API key management for AI agents: the complete 2026 guide

You wired an agent to something real. Claude Code can now open pull requests. Cursor talks to your GitHub MCP server. A LangChain script reads your inbox and answers tickets. Somewhere along the way you exported OPENAI_API_KEY, GITHUB_TOKEN, and maybe STRIPE_SECRET_KEY into your shell, the same keys a human used to hold, and now an autonomous process that can read files, spawn subprocesses, and call arbitrary URLs holds them too.

You have read "use environment variables" a hundred times. It is starting to feel insufficient, and you are right to be uneasy. This is the page I wish existed: why agent key management is genuinely different from app key management, the full ladder of options with honest tradeoffs, a decision you can act on today, and a best-practices checklist anchored to the 2026 frameworks that matter.

Why agent keys are not app keys

A traditional application reads a secret from its environment and uses it deterministically.

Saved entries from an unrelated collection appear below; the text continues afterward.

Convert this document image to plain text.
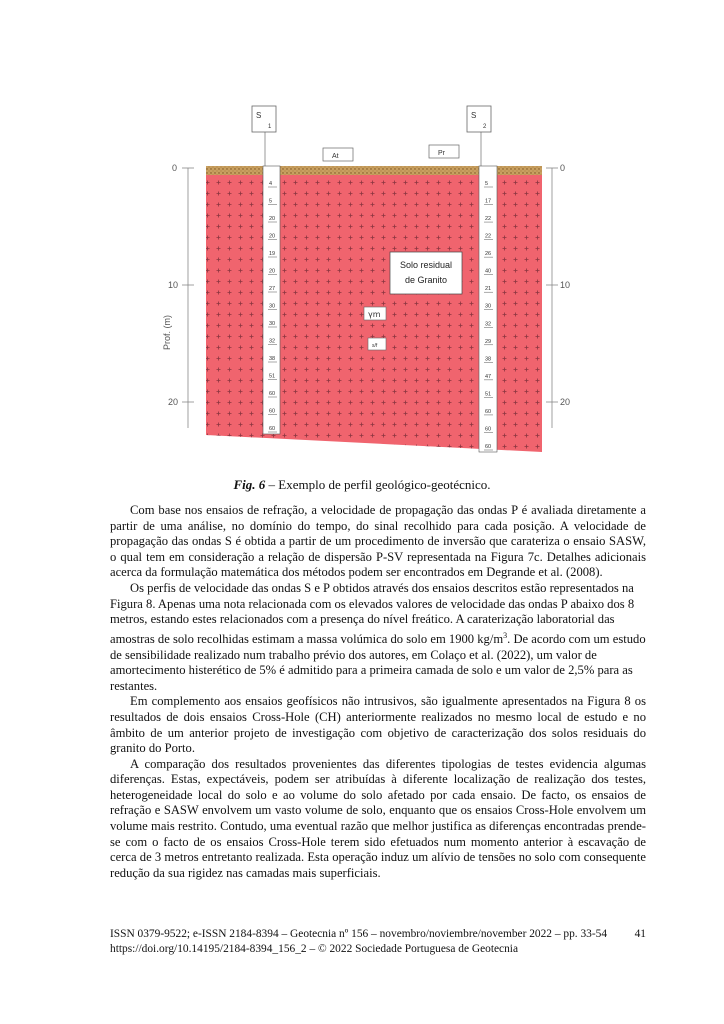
0
10
20
0
10
20
Prof. (m)
S
1
S
2
At	Pr
Solo residual
de Granito
γm
s/f
4
5
20
20
19
20
27
30
30
32
38
51
60
60
60
5
17
22
22
26
40
21
30
32
29
38
47
51
60
60
60
Fig. 6 – Exemplo de perfil geológico-geotécnico.

Com base nos ensaios de refração, a velocidade de propagação das ondas P é avaliada diretamente a partir de uma análise, no domínio do tempo, do sinal recolhido para cada posição. A velocidade de propagação das ondas S é obtida a partir de um procedimento de inversão que carateriza o ensaio SASW, o qual tem em consideração a relação de dispersão P-SV representada na Figura 7c. Detalhes adicionais acerca da formulação matemática dos métodos podem ser encontrados em Degrande et al. (2008).

Os perfis de velocidade das ondas S e P obtidos através dos ensaios descritos estão representados na Figura 8. Apenas uma nota relacionada com os elevados valores de velocidade das ondas P abaixo dos 8 metros, estando estes relacionados com a presença do nível freático. A caraterização laboratorial das amostras de solo recolhidas estimam a massa volúmica do solo em 1900 $kg/m^3$. De acordo com um estudo de sensibilidade realizado num trabalho prévio dos autores, em Colaço et al. (2022), um valor de amortecimento histerético de 5% é admitido para a primeira camada de solo e um valor de 2,5% para as restantes.

Em complemento aos ensaios geofísicos não intrusivos, são igualmente apresentados na Figura 8 os resultados de dois ensaios Cross-Hole (CH) anteriormente realizados no mesmo local de estudo e no âmbito de um anterior projeto de investigação com objetivo de caracterização dos solos residuais do granito do Porto.

A comparação dos resultados provenientes das diferentes tipologias de testes evidencia algumas diferenças. Estas, expectáveis, podem ser atribuídas à diferente localização de realização dos testes, heterogeneidade local do solo e ao volume do solo afetado por cada ensaio. De facto, os ensaios de refração e SASW envolvem um vasto volume de solo, enquanto que os ensaios Cross-Hole envolvem um volume mais restrito. Contudo, uma eventual razão que melhor justifica as diferenças encontradas prende-se com o facto de os ensaios Cross-Hole terem sido efetuados num momento anterior à escavação de cerca de 3 metros entretanto realizada. Esta operação induz um alívio de tensões no solo com consequente redução da sua rigidez nas camadas mais superficiais.

ISSN 0379-9522; e-ISSN 2184-8394 – Geotecnia nº 156 – novembro/noviembre/november 2022 – pp. 33-54 41
https://doi.org/10.14195/2184-8394_156_2 – © 2022 Sociedade Portuguesa de Geotecnia
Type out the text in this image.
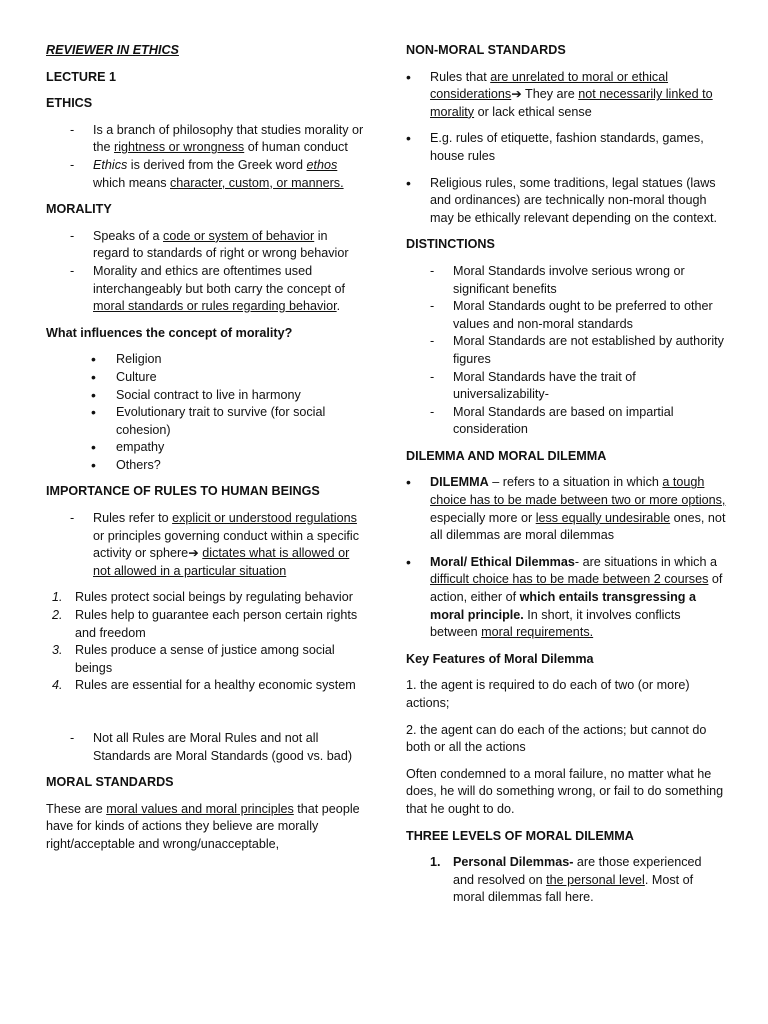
REVIEWER IN ETHICS

LECTURE 1

ETHICS

- Is a branch of philosophy that studies morality or the rightness or wrongness of human conduct
- Ethics is derived from the Greek word ethos which means character, custom, or manners.

MORALITY

- Speaks of a code or system of behavior in regard to standards of right or wrong behavior
- Morality and ethics are oftentimes used interchangeably but both carry the concept of moral standards or rules regarding behavior.

What influences the concept of morality?

• Religion
• Culture
• Social contract to live in harmony
• Evolutionary trait to survive (for social cohesion)
• empathy
• Others?

IMPORTANCE OF RULES TO HUMAN BEINGS

- Rules refer to explicit or understood regulations or principles governing conduct within a specific activity or sphere➔ dictates what is allowed or not allowed in a particular situation
1. Rules protect social beings by regulating behavior
2. Rules help to guarantee each person certain rights and freedom
3. Rules produce a sense of justice among social beings
4. Rules are essential for a healthy economic system
- Not all Rules are Moral Rules and not all Standards are Moral Standards (good vs. bad)

MORAL STANDARDS

These are moral values and moral principles that people have for kinds of actions they believe are morally right/acceptable and wrong/unacceptable,

NON-MORAL STANDARDS

• Rules that are unrelated to moral or ethical considerations➔ They are not necessarily linked to morality or lack ethical sense
• E.g. rules of etiquette, fashion standards, games, house rules
• Religious rules, some traditions, legal statues (laws and ordinances) are technically non-moral though may be ethically relevant depending on the context.

DISTINCTIONS

- Moral Standards involve serious wrong or significant benefits
- Moral Standards ought to be preferred to other values and non-moral standards
- Moral Standards are not established by authority figures
- Moral Standards have the trait of universalizability-
- Moral Standards are based on impartial consideration

DILEMMA AND MORAL DILEMMA

• DILEMMA – refers to a situation in which a tough choice has to be made between two or more options, especially more or less equally undesirable ones, not all dilemmas are moral dilemmas
• Moral/ Ethical Dilemmas- are situations in which a difficult choice has to be made between 2 courses of action, either of which entails transgressing a moral principle. In short, it involves conflicts between moral requirements.

Key Features of Moral Dilemma

1. the agent is required to do each of two (or more) actions;

2. the agent can do each of the actions; but cannot do both or all the actions

Often condemned to a moral failure, no matter what he does, he will do something wrong, or fail to do something that he ought to do.

THREE LEVELS OF MORAL DILEMMA

1. Personal Dilemmas- are those experienced and resolved on the personal level. Most of moral dilemmas fall here.
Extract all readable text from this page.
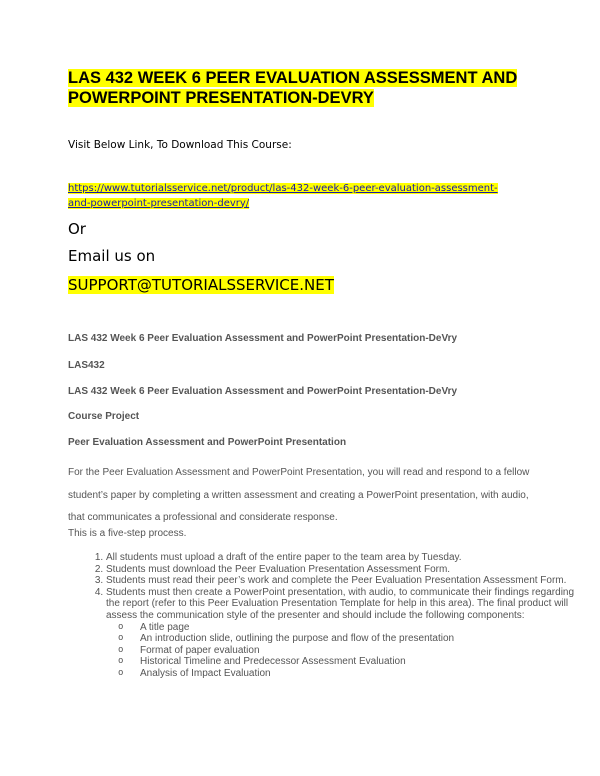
LAS 432 WEEK 6 PEER EVALUATION ASSESSMENT AND POWERPOINT PRESENTATION-DEVRY
Visit Below Link, To Download This Course:
https://www.tutorialsservice.net/product/las-432-week-6-peer-evaluation-assessment-and-powerpoint-presentation-devry/
Or
Email us on
SUPPORT@TUTORIALSSERVICE.NET
LAS 432 Week 6 Peer Evaluation Assessment and PowerPoint Presentation-DeVry
LAS432
LAS 432 Week 6 Peer Evaluation Assessment and PowerPoint Presentation-DeVry
Course Project
Peer Evaluation Assessment and PowerPoint Presentation
For the Peer Evaluation Assessment and PowerPoint Presentation, you will read and respond to a fellow student’s paper by completing a written assessment and creating a PowerPoint presentation, with audio, that communicates a professional and considerate response.
This is a five-step process.
1. All students must upload a draft of the entire paper to the team area by Tuesday.
2. Students must download the Peer Evaluation Presentation Assessment Form.
3. Students must read their peer’s work and complete the Peer Evaluation Presentation Assessment Form.
4. Students must then create a PowerPoint presentation, with audio, to communicate their findings regarding the report (refer to this Peer Evaluation Presentation Template for help in this area). The final product will assess the communication style of the presenter and should include the following components:
o A title page
o An introduction slide, outlining the purpose and flow of the presentation
o Format of paper evaluation
o Historical Timeline and Predecessor Assessment Evaluation
o Analysis of Impact Evaluation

The code that runs is the code you wrote and reviewed. Nothing in the request path is going to be talked into doing something else by a stranger.

An agent breaks all three assumptions. It decides at runtime what to call. It reads untrusted input (a web page, an issue comment, a file it was told to summarize) and that input can change its behavior. And it has wide latitude over the machine: it can read any env var, print a stack trace, write a file, or shell out to curl. The same GITHUB_TOKEN you exported for one MCP server is simultaneously visible to Cursor's MCP subprocesses, to Claude Code, to every LangChain script, and to every git and curl child process those spawn. One env, many promptable readers.

The data backs the unease up. GitGuardian's State of Secrets Sprawl 2026 reports tens of millions of new hardcoded secrets in public GitHub commits in 2025, a sharp year-over-year jump, with AI service secrets growing fastest. By GitGuardian's measure, commits authored by code assistants leak secrets at a meaningfully higher rate than the human baseline. And the finding that should make you put this post down and check a config file: thousands of unique secrets were exposed in MCP configuration files, a portion of them still valid. The tooling we adopted to wire agents up is itself becoming a leak surface. (See the report for the exact figures.)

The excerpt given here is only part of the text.